私立小中学校に子を通わせる低収入の家庭を対象に、授業料として年10万円を補助する事業を文部科学省が始めたところ、想定を超える収入の家庭から申請が相次ぎ、約700件が不支給とされていたことがわかった。文科省は仕組みに不備があったとして要件を見直し、審査にあたる都道府県にも今月、通知した。
この事業は年収400万円未満の世帯を想定し、昨年度から始まった。低収入世帯が子を公立小中学校ではなく、年間平均で授業料が40万円余かかる私立に通わせる理由を調べる狙いもあり、5年続ける計画だ。
保護者の年収が約400万円未満であれば、モデル世帯では市町村民税のうち所得に応じて課税される「所得割額」が10万2300円未満になる。このため、文科省はこの額を申請の要件として設定し、2017年度には約2万1千件の申請があった。

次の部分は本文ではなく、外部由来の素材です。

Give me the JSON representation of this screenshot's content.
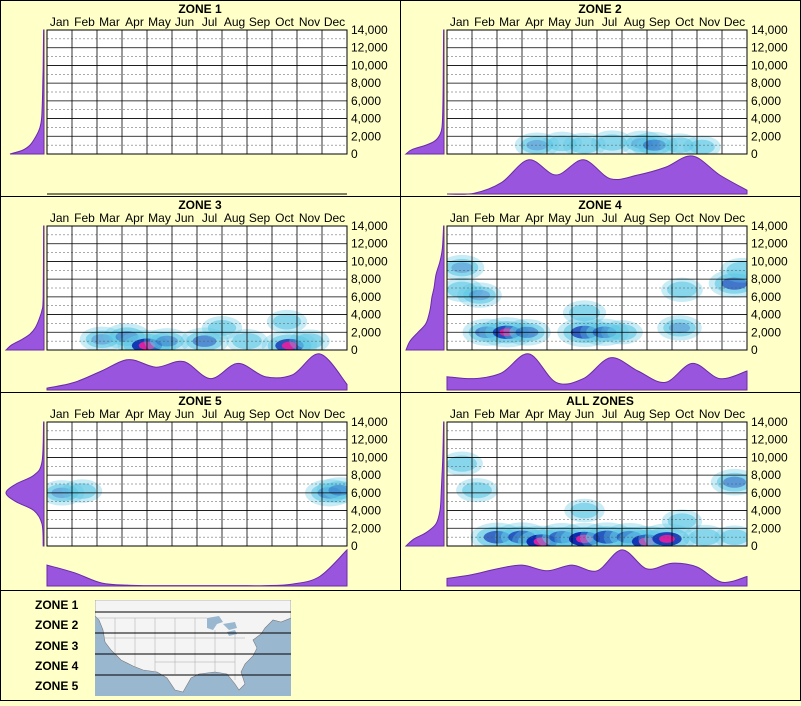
{
  "months": [
    "Jan",
    "Feb",
    "Mar",
    "Apr",
    "May",
    "Jun",
    "Jul",
    "Aug",
    "Sep",
    "Oct",
    "Nov",
    "Dec"
  ],
  "y_ticks": [
    "14,000",
    "12,000",
    "10,000",
    "8,000",
    "6,000",
    "4,000",
    "2,000",
    "0"
  ],
  "colors": {
    "background": "#ffffc8",
    "profile_fill": "#9955dd",
    "profile_stroke": "#6a2aa8",
    "density_low": "#5ec8e6",
    "density_mid": "#0a2ab0",
    "density_high": "#e020a0",
    "map_water": "#9ab7d0",
    "map_land": "#f4f4f4"
  },
  "chart_data": [
    {
      "type": "heatmap",
      "title": "ZONE 1",
      "x_categories": [
        "Jan",
        "Feb",
        "Mar",
        "Apr",
        "May",
        "Jun",
        "Jul",
        "Aug",
        "Sep",
        "Oct",
        "Nov",
        "Dec"
      ],
      "ylim": [
        0,
        14000
      ],
      "hotspots": [],
      "monthly_profile": [
        0,
        0,
        0,
        0,
        0,
        0,
        0,
        0,
        0,
        0,
        0,
        0
      ],
      "elevation_profile": [
        {
          "elev": 0,
          "w": 0.85
        },
        {
          "elev": 400,
          "w": 0.55
        },
        {
          "elev": 1000,
          "w": 0.35
        },
        {
          "elev": 2000,
          "w": 0.2
        },
        {
          "elev": 3000,
          "w": 0.1
        },
        {
          "elev": 4000,
          "w": 0.06
        },
        {
          "elev": 6000,
          "w": 0.04
        },
        {
          "elev": 8000,
          "w": 0.03
        },
        {
          "elev": 10000,
          "w": 0.02
        },
        {
          "elev": 14000,
          "w": 0.01
        }
      ]
    },
    {
      "type": "heatmap",
      "title": "ZONE 2",
      "x_categories": [
        "Jan",
        "Feb",
        "Mar",
        "Apr",
        "May",
        "Jun",
        "Jul",
        "Aug",
        "Sep",
        "Oct",
        "Nov",
        "Dec"
      ],
      "ylim": [
        0,
        14000
      ],
      "hotspots": [
        {
          "month": 3.6,
          "elev": 1000,
          "i": 0.45
        },
        {
          "month": 4.6,
          "elev": 1200,
          "i": 0.3
        },
        {
          "month": 5.5,
          "elev": 1000,
          "i": 0.4
        },
        {
          "month": 6.6,
          "elev": 1300,
          "i": 0.35
        },
        {
          "month": 7.8,
          "elev": 1200,
          "i": 0.45
        },
        {
          "month": 8.3,
          "elev": 1000,
          "i": 0.55
        },
        {
          "month": 9.3,
          "elev": 1000,
          "i": 0.3
        },
        {
          "month": 10.2,
          "elev": 800,
          "i": 0.2
        }
      ],
      "monthly_profile": [
        0,
        0.02,
        0.3,
        0.9,
        0.5,
        0.9,
        0.4,
        0.5,
        0.7,
        1.0,
        0.5,
        0.1
      ],
      "elevation_profile": [
        {
          "elev": 0,
          "w": 0.95
        },
        {
          "elev": 500,
          "w": 0.8
        },
        {
          "elev": 1000,
          "w": 0.45
        },
        {
          "elev": 1500,
          "w": 0.22
        },
        {
          "elev": 2200,
          "w": 0.1
        },
        {
          "elev": 3000,
          "w": 0.05
        },
        {
          "elev": 5000,
          "w": 0.03
        },
        {
          "elev": 8000,
          "w": 0.02
        },
        {
          "elev": 14000,
          "w": 0.01
        }
      ]
    },
    {
      "type": "heatmap",
      "title": "ZONE 3",
      "x_categories": [
        "Jan",
        "Feb",
        "Mar",
        "Apr",
        "May",
        "Jun",
        "Jul",
        "Aug",
        "Sep",
        "Oct",
        "Nov",
        "Dec"
      ],
      "ylim": [
        0,
        14000
      ],
      "hotspots": [
        {
          "month": 2.2,
          "elev": 1200,
          "i": 0.45
        },
        {
          "month": 3.2,
          "elev": 1500,
          "i": 0.55
        },
        {
          "month": 4.0,
          "elev": 500,
          "i": 0.95
        },
        {
          "month": 4.8,
          "elev": 1000,
          "i": 0.5
        },
        {
          "month": 6.3,
          "elev": 1000,
          "i": 0.6
        },
        {
          "month": 7.0,
          "elev": 2500,
          "i": 0.3
        },
        {
          "month": 8.0,
          "elev": 1000,
          "i": 0.35
        },
        {
          "month": 9.6,
          "elev": 3200,
          "i": 0.3
        },
        {
          "month": 9.7,
          "elev": 500,
          "i": 0.85
        },
        {
          "month": 10.5,
          "elev": 1000,
          "i": 0.3
        }
      ],
      "monthly_profile": [
        0.05,
        0.2,
        0.5,
        0.8,
        0.6,
        0.75,
        0.3,
        0.7,
        0.35,
        0.4,
        0.95,
        0.15
      ],
      "elevation_profile": [
        {
          "elev": 0,
          "w": 0.95
        },
        {
          "elev": 600,
          "w": 0.8
        },
        {
          "elev": 1200,
          "w": 0.55
        },
        {
          "elev": 1800,
          "w": 0.35
        },
        {
          "elev": 2500,
          "w": 0.22
        },
        {
          "elev": 3500,
          "w": 0.12
        },
        {
          "elev": 4500,
          "w": 0.05
        },
        {
          "elev": 6000,
          "w": 0.02
        },
        {
          "elev": 14000,
          "w": 0.01
        }
      ]
    },
    {
      "type": "heatmap",
      "title": "ZONE 4",
      "x_categories": [
        "Jan",
        "Feb",
        "Mar",
        "Apr",
        "May",
        "Jun",
        "Jul",
        "Aug",
        "Sep",
        "Oct",
        "Nov",
        "Dec"
      ],
      "ylim": [
        0,
        14000
      ],
      "hotspots": [
        {
          "month": 0.6,
          "elev": 9300,
          "i": 0.45
        },
        {
          "month": 0.6,
          "elev": 6800,
          "i": 0.35
        },
        {
          "month": 1.3,
          "elev": 6200,
          "i": 0.45
        },
        {
          "month": 1.6,
          "elev": 2000,
          "i": 0.6
        },
        {
          "month": 2.4,
          "elev": 2000,
          "i": 0.85
        },
        {
          "month": 3.2,
          "elev": 2000,
          "i": 0.55
        },
        {
          "month": 5.5,
          "elev": 4200,
          "i": 0.4
        },
        {
          "month": 5.5,
          "elev": 2000,
          "i": 0.8
        },
        {
          "month": 6.3,
          "elev": 2000,
          "i": 0.6
        },
        {
          "month": 7.0,
          "elev": 2000,
          "i": 0.35
        },
        {
          "month": 9.4,
          "elev": 6800,
          "i": 0.35
        },
        {
          "month": 9.3,
          "elev": 2500,
          "i": 0.45
        },
        {
          "month": 11.5,
          "elev": 7500,
          "i": 0.7
        },
        {
          "month": 11.8,
          "elev": 9000,
          "i": 0.4
        }
      ],
      "monthly_profile": [
        0.35,
        0.3,
        0.45,
        0.95,
        0.2,
        0.3,
        0.85,
        0.5,
        0.2,
        0.7,
        0.3,
        0.5
      ],
      "elevation_profile": [
        {
          "elev": 0,
          "w": 0.95
        },
        {
          "elev": 1000,
          "w": 0.85
        },
        {
          "elev": 2000,
          "w": 0.65
        },
        {
          "elev": 3000,
          "w": 0.45
        },
        {
          "elev": 4500,
          "w": 0.35
        },
        {
          "elev": 6000,
          "w": 0.3
        },
        {
          "elev": 7000,
          "w": 0.25
        },
        {
          "elev": 8500,
          "w": 0.2
        },
        {
          "elev": 10000,
          "w": 0.1
        },
        {
          "elev": 11500,
          "w": 0.04
        },
        {
          "elev": 14000,
          "w": 0.01
        }
      ]
    },
    {
      "type": "heatmap",
      "title": "ZONE 5",
      "x_categories": [
        "Jan",
        "Feb",
        "Mar",
        "Apr",
        "May",
        "Jun",
        "Jul",
        "Aug",
        "Sep",
        "Oct",
        "Nov",
        "Dec"
      ],
      "ylim": [
        0,
        14000
      ],
      "hotspots": [
        {
          "month": 0.6,
          "elev": 6000,
          "i": 0.45
        },
        {
          "month": 1.4,
          "elev": 6200,
          "i": 0.3
        },
        {
          "month": 11.3,
          "elev": 6000,
          "i": 0.6
        },
        {
          "month": 11.7,
          "elev": 6300,
          "i": 0.5
        }
      ],
      "monthly_profile": [
        0.55,
        0.35,
        0.08,
        0.02,
        0.01,
        0.01,
        0.01,
        0.01,
        0.01,
        0.05,
        0.25,
        0.95
      ],
      "elevation_profile": [
        {
          "elev": 0,
          "w": 0.02
        },
        {
          "elev": 2500,
          "w": 0.05
        },
        {
          "elev": 4000,
          "w": 0.25
        },
        {
          "elev": 5000,
          "w": 0.7
        },
        {
          "elev": 6000,
          "w": 0.95
        },
        {
          "elev": 7000,
          "w": 0.7
        },
        {
          "elev": 8000,
          "w": 0.25
        },
        {
          "elev": 9500,
          "w": 0.05
        },
        {
          "elev": 14000,
          "w": 0.01
        }
      ]
    },
    {
      "type": "heatmap",
      "title": "ALL ZONES",
      "x_categories": [
        "Jan",
        "Feb",
        "Mar",
        "Apr",
        "May",
        "Jun",
        "Jul",
        "Aug",
        "Sep",
        "Oct",
        "Nov",
        "Dec"
      ],
      "ylim": [
        0,
        14000
      ],
      "hotspots": [
        {
          "month": 0.6,
          "elev": 9300,
          "i": 0.35
        },
        {
          "month": 1.2,
          "elev": 6300,
          "i": 0.35
        },
        {
          "month": 2.0,
          "elev": 1000,
          "i": 0.75
        },
        {
          "month": 3.0,
          "elev": 1000,
          "i": 0.8
        },
        {
          "month": 3.8,
          "elev": 500,
          "i": 1.0
        },
        {
          "month": 4.6,
          "elev": 1000,
          "i": 0.7
        },
        {
          "month": 5.5,
          "elev": 800,
          "i": 1.0
        },
        {
          "month": 5.5,
          "elev": 4000,
          "i": 0.3
        },
        {
          "month": 6.4,
          "elev": 1000,
          "i": 0.8
        },
        {
          "month": 7.3,
          "elev": 1000,
          "i": 0.7
        },
        {
          "month": 8.0,
          "elev": 500,
          "i": 0.95
        },
        {
          "month": 8.8,
          "elev": 800,
          "i": 0.9
        },
        {
          "month": 9.4,
          "elev": 2800,
          "i": 0.3
        },
        {
          "month": 10.3,
          "elev": 1000,
          "i": 0.4
        },
        {
          "month": 11.5,
          "elev": 7200,
          "i": 0.55
        },
        {
          "month": 11.5,
          "elev": 1000,
          "i": 0.3
        }
      ],
      "monthly_profile": [
        0.2,
        0.3,
        0.45,
        0.55,
        0.4,
        0.55,
        0.4,
        0.95,
        0.45,
        0.6,
        0.5,
        0.1,
        0.25
      ],
      "elevation_profile": [
        {
          "elev": 0,
          "w": 0.95
        },
        {
          "elev": 800,
          "w": 0.75
        },
        {
          "elev": 1500,
          "w": 0.45
        },
        {
          "elev": 2500,
          "w": 0.2
        },
        {
          "elev": 4000,
          "w": 0.1
        },
        {
          "elev": 6000,
          "w": 0.07
        },
        {
          "elev": 8000,
          "w": 0.05
        },
        {
          "elev": 10000,
          "w": 0.03
        },
        {
          "elev": 14000,
          "w": 0.01
        }
      ]
    }
  ],
  "legend": {
    "zones": [
      "ZONE 1",
      "ZONE 2",
      "ZONE 3",
      "ZONE 4",
      "ZONE 5"
    ]
  }
}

ところが、申請者の中には「給与が1千万円以上」などと、想定を大きく上回る年収のある世帯が多く含まれていた。給与と別に、別の仕事や不動産による損失があった場合、相殺して市町村民税の所得割額が減り、要件にあてはまるためだ。文科省はこうした申請について「経済的に厳しい状況にあるとは言えない」との考え方を示し、各都道府県は約700件を不支給とした。